Betül AksuMan-made Maps
2023
Torn wall paint on paper, 42x30 cm each


Man-made Maps gathers phallic-like fragments of wall paint taken from the walls of sezon, an artist-run space imagined as a refuge from patriarchal structures. These pieces, originally part of the architectural surface, carry traces of both material and symbolic histories. By relocating them onto paper, Betül aims to reposition the material as a site for questioning how power and memory are embedded in everyday environments.

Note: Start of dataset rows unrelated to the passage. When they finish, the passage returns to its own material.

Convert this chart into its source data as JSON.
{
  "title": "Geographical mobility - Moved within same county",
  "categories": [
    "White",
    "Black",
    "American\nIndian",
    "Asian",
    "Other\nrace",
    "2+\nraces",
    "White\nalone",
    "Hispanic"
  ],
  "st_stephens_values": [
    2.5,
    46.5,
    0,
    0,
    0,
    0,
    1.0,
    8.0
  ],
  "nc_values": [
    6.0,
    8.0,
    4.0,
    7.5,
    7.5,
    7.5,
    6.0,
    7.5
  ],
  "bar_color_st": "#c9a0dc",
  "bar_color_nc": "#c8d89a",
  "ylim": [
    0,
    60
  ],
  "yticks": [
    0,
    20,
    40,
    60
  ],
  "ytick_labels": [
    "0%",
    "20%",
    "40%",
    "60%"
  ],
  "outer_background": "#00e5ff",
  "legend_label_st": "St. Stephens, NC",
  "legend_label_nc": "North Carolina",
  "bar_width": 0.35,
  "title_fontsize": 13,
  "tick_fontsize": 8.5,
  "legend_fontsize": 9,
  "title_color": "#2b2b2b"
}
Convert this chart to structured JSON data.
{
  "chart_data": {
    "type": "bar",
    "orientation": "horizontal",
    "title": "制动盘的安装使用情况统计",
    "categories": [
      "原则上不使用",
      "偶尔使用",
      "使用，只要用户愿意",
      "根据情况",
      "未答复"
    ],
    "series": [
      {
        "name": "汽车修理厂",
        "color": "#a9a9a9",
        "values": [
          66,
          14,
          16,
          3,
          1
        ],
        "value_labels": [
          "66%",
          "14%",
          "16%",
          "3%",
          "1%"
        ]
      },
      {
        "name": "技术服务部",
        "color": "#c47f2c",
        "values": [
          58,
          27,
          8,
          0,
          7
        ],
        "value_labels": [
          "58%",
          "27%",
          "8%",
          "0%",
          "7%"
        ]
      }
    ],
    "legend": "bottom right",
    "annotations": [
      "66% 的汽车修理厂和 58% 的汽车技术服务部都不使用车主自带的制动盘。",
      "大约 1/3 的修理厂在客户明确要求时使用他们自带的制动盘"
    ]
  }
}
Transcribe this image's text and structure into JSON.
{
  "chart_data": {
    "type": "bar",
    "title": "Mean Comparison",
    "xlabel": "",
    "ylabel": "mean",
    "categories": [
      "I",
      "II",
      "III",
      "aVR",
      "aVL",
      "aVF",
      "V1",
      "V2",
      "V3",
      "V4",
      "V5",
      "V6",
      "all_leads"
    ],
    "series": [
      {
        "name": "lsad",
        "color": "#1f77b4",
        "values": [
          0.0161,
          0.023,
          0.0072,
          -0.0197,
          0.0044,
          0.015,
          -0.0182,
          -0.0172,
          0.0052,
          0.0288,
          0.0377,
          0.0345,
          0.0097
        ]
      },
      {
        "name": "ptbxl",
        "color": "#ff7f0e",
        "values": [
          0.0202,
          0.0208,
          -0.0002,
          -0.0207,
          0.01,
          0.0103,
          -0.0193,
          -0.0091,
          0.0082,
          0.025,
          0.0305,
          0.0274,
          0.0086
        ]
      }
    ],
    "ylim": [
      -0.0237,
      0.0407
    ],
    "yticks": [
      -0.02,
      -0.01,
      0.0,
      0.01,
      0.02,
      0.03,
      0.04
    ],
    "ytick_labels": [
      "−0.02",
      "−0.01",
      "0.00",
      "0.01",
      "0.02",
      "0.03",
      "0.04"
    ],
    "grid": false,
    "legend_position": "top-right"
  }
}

The artist-run space sezon is shaped by a family story of migration and gender inequality. Betül’s grandfather, born in Yugoslavia, immigrated first to Turkey, then to Germany as a worker, sending money home to build the family house. When he returned, he bought three plots of land for his children. The son’s was on a main street and became two flats; the daughters’ plots had no building permits and stayed empty for three decades. In 2020, they were finally turned into flats, one of which now hosts sezon. The artist’s mother generously passed down the space to her, an act that has become foundational to Betül’s artistic practice, rooted in everyday care and the solidarity between mothers and daughters.

Through this work, Betül explores how feminist perspectives can open up different ways of reading spatial and historical maps as structures layered with power relations, omissions, and embodied experiences. By reassembling wall fragments into her own map, Man-made Maps proposes a rethinking of inherited structures and the possibilities of reclaiming space.